Per molto tempo si credette che la Bori non aesse mai inciso la seconda parte, poi, inaspettatamente, verso la fine degli anni ’40, la Victor trasse dal suo archivio “Follie, follie e Sempre libera” (una sola strofa). All’entusiasmo iniziale subentrò la delusione più grande. Si capiva perché, all’epoca, “Sempre libera” fosse rimasto umpublished. L’esecuzione è affrettata, le agilità molto, molto approssimative, insomma un unanime giudizio negativo per quella che pure, e a ragione, era considerata un’artista fine e delicata.

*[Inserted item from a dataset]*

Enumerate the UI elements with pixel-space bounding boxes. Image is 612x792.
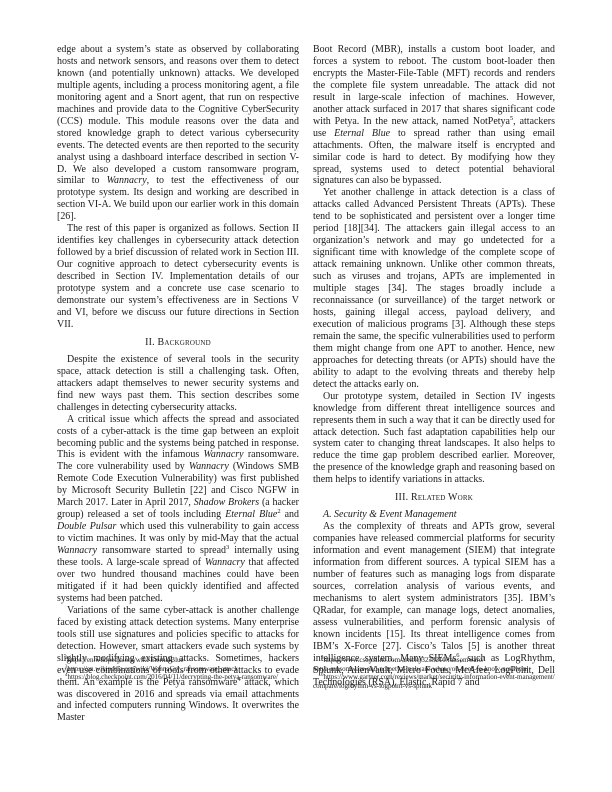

L’incisione delle due parti era elettrica, per cui il nome della Bori non troverebbe spazio in questa rassegna se… se la casa MARSTON non avesse riportato alla luce l’aria (quasi) completa (una sola strofa di Sempre libera”) cantata dalla Bori per i dischi EDISON. E qui le cose cambiano. La prima parte è, come per quella elettrica,cantata con molta semplicità e naturalezza, senza cadenze aggiuntive, si riela  una eccellente esecuzione. La seconda parte, accurata in ogni particolare, si svolge senza particolari problemi, dandoci, finalmente! un’esecuzione degna del nome della cantante. Le agilità finali non sono fedeli al testo, ma in quanto a questo, come abbiamo già visto, la Bori è in buona compagnia.
 
La mia rassegna, per il momento termina qui. Abbiamo esaminato quest’aria in italiano, in tedesco, in russo e in francese.  Se avrò destato il vostro interesse potremo continuare , con la rassegna di incisioni che, dal 1925-26, si gioveranno della registrazione elettrica. Dall’elenco sopra descritto manca, con mio rammarico, il soprano Selma Kurz, ma di lei ho potuto trovare, per il momento, soltanto la prima parte. Dato che per due volte incise “Sempre libera”, non dispero di trovarla e, in caso affermativo, la includerò in un’altra puntata.